Three new research papers address critical challenges in large language model (LLM) deployment, focusing on hallucination detection and social bias.
Hallucination Detection Advances
Researchers have published two papers exploring methods to detect when LLMs generate factually incorrect or unsupported content. According to arXiv paper 2601.06196v2, one study introduces a “manifold-based sampling” approach for detecting hallucinations in context. The research builds on prior work examining decoding strategies, retrieval augmentation, and supervised fine-tuning for hallucination mitigation.

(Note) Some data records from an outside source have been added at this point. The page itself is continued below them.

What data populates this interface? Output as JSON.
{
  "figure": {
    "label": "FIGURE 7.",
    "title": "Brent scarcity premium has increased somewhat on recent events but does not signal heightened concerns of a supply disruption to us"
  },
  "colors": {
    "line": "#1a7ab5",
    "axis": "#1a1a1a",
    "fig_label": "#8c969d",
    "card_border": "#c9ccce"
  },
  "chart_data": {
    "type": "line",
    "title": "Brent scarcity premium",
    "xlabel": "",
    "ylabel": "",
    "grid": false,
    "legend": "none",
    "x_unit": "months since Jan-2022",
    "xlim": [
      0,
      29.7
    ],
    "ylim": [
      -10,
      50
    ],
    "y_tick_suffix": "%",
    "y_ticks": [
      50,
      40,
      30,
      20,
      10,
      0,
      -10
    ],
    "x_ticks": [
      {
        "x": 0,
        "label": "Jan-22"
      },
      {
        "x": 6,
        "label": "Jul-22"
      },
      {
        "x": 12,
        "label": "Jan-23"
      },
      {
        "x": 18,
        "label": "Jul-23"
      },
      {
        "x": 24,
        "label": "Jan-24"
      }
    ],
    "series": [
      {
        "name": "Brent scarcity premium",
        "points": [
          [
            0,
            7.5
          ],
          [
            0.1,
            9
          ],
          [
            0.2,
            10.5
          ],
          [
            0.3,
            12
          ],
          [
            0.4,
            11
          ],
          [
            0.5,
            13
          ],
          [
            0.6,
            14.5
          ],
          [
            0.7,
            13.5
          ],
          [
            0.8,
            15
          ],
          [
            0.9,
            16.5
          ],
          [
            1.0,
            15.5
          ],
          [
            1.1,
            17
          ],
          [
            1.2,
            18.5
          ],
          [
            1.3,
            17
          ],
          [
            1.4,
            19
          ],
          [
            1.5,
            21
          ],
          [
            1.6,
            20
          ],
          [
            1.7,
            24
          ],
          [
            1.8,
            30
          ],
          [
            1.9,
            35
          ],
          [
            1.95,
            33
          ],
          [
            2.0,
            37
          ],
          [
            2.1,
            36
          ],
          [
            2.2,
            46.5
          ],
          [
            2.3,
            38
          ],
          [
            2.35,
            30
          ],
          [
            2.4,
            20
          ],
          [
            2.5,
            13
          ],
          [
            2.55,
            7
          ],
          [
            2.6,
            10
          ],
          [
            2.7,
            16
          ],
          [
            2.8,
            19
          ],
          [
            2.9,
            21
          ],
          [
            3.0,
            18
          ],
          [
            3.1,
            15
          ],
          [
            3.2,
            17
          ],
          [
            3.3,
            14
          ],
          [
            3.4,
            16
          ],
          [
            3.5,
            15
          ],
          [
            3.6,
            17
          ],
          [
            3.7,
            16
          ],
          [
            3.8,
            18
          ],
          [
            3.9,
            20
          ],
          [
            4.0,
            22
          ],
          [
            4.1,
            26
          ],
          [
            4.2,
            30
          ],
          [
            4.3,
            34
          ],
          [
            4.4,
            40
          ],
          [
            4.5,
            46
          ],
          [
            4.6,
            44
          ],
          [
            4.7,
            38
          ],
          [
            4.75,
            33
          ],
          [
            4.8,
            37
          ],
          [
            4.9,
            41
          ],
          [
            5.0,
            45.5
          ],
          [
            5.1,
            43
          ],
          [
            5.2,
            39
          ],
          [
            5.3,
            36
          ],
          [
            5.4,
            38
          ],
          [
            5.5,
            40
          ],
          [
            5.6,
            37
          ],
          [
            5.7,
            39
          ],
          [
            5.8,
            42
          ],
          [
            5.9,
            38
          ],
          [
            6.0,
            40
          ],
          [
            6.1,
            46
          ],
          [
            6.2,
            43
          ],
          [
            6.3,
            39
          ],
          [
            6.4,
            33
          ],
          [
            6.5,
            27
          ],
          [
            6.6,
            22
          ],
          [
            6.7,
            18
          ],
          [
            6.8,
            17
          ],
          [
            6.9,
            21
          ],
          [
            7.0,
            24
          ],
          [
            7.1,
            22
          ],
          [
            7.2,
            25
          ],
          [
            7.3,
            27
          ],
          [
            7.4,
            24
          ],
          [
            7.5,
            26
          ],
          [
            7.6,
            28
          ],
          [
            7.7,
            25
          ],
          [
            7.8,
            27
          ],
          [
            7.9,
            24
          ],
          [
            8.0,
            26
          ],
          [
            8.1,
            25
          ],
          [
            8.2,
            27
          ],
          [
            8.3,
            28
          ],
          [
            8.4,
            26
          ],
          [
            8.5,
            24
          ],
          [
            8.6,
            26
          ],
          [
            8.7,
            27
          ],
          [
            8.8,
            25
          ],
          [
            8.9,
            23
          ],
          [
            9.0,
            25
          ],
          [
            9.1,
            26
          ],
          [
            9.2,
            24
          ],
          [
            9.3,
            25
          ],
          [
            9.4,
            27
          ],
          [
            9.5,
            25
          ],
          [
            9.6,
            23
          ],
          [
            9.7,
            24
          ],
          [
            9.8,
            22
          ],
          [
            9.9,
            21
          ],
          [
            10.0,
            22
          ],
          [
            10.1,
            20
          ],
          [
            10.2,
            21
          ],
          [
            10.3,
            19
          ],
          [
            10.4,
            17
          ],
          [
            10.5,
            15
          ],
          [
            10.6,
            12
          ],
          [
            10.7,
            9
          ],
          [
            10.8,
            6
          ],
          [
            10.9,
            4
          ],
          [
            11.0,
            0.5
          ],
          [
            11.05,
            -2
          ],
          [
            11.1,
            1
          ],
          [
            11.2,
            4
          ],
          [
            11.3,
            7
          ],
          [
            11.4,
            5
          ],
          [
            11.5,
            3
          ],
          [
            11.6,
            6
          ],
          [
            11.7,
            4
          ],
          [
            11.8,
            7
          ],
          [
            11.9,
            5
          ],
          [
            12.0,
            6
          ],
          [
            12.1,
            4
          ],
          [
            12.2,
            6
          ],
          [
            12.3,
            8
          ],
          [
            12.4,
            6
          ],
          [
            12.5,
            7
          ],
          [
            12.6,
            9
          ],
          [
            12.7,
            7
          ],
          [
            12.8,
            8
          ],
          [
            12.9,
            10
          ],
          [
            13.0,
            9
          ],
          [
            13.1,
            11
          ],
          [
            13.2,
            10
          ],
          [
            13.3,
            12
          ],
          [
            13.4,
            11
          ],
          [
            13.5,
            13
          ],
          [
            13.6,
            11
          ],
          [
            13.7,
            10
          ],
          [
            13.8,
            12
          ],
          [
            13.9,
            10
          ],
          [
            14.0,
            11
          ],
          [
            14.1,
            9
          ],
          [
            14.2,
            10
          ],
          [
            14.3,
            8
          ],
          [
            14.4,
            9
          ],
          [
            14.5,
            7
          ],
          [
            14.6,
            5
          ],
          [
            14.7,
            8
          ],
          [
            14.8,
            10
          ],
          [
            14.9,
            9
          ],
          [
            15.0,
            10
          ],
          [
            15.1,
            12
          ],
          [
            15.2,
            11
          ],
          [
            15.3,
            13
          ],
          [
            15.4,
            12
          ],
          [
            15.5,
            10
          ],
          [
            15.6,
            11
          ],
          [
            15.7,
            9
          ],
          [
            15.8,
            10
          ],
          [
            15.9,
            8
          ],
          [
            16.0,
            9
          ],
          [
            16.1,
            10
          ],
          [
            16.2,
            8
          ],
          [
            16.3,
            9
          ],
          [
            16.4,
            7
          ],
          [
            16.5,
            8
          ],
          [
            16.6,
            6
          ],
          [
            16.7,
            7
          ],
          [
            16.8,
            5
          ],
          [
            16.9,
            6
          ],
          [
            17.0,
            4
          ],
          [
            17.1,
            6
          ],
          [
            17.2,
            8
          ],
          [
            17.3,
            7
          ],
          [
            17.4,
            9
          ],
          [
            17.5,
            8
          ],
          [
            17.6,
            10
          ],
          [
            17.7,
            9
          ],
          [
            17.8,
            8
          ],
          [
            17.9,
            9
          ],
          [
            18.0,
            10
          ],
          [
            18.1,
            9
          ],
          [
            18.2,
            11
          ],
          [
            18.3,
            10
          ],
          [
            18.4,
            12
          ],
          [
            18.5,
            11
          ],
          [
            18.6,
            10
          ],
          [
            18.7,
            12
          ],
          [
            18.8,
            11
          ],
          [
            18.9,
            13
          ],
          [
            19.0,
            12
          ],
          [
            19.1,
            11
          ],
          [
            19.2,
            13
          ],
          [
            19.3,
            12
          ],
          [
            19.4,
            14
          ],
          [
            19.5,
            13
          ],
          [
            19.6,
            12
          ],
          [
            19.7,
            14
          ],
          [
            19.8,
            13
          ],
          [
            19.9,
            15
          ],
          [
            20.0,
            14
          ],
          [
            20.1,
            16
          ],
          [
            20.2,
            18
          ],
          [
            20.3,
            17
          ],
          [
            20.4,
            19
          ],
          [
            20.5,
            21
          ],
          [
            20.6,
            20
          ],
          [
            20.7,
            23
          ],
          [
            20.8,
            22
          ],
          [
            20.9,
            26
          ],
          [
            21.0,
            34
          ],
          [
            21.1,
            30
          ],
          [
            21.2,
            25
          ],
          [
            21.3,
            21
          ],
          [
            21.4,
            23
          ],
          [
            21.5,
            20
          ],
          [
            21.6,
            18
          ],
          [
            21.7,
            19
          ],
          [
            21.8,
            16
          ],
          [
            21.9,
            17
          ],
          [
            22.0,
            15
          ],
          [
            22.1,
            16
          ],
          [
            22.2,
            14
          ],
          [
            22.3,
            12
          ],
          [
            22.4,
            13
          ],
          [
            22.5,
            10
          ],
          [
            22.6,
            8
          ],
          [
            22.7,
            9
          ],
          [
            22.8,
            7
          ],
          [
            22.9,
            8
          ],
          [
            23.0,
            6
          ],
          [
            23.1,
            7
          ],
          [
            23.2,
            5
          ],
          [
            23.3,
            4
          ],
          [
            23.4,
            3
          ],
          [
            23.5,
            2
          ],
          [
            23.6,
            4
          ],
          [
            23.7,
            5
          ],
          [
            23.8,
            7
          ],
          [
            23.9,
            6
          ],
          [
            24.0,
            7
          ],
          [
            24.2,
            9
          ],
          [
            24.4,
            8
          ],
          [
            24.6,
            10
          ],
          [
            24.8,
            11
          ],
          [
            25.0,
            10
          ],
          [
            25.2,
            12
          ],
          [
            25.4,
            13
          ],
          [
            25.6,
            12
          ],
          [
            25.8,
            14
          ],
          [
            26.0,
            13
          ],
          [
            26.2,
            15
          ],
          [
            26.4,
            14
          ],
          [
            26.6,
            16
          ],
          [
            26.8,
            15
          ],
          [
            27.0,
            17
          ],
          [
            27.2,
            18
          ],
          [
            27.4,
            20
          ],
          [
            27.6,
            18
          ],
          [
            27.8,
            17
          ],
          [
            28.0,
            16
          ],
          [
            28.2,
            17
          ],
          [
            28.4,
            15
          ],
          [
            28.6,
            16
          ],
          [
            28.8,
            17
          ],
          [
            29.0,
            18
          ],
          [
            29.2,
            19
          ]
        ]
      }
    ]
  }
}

A second paper (arXiv:2601.14310v1) presents CORVUS, which tests the robustness of hallucination detectors through “internal signal camouflage.” According to the abstract, single-pass hallucination detectors typically rely on internal telemetry such as uncertainty, hidden-state geometry, and attention patterns, assuming hallucinations leave detectable traces in these signals. The CORVUS research uses white-box, model-level approaches to evaluate this assumption.
Bias in Gaming AI
Separately, researchers published FAIRGAMER (arXiv:2508.17825v3), a study evaluating social biases in LLM-based video game Non-Player Characters (NPCs). According to the paper, as LLMs increasingly enhance or replace traditional NPCs, they inherit underlying social biases related to factors like race or class, creating fairness risks during gameplay.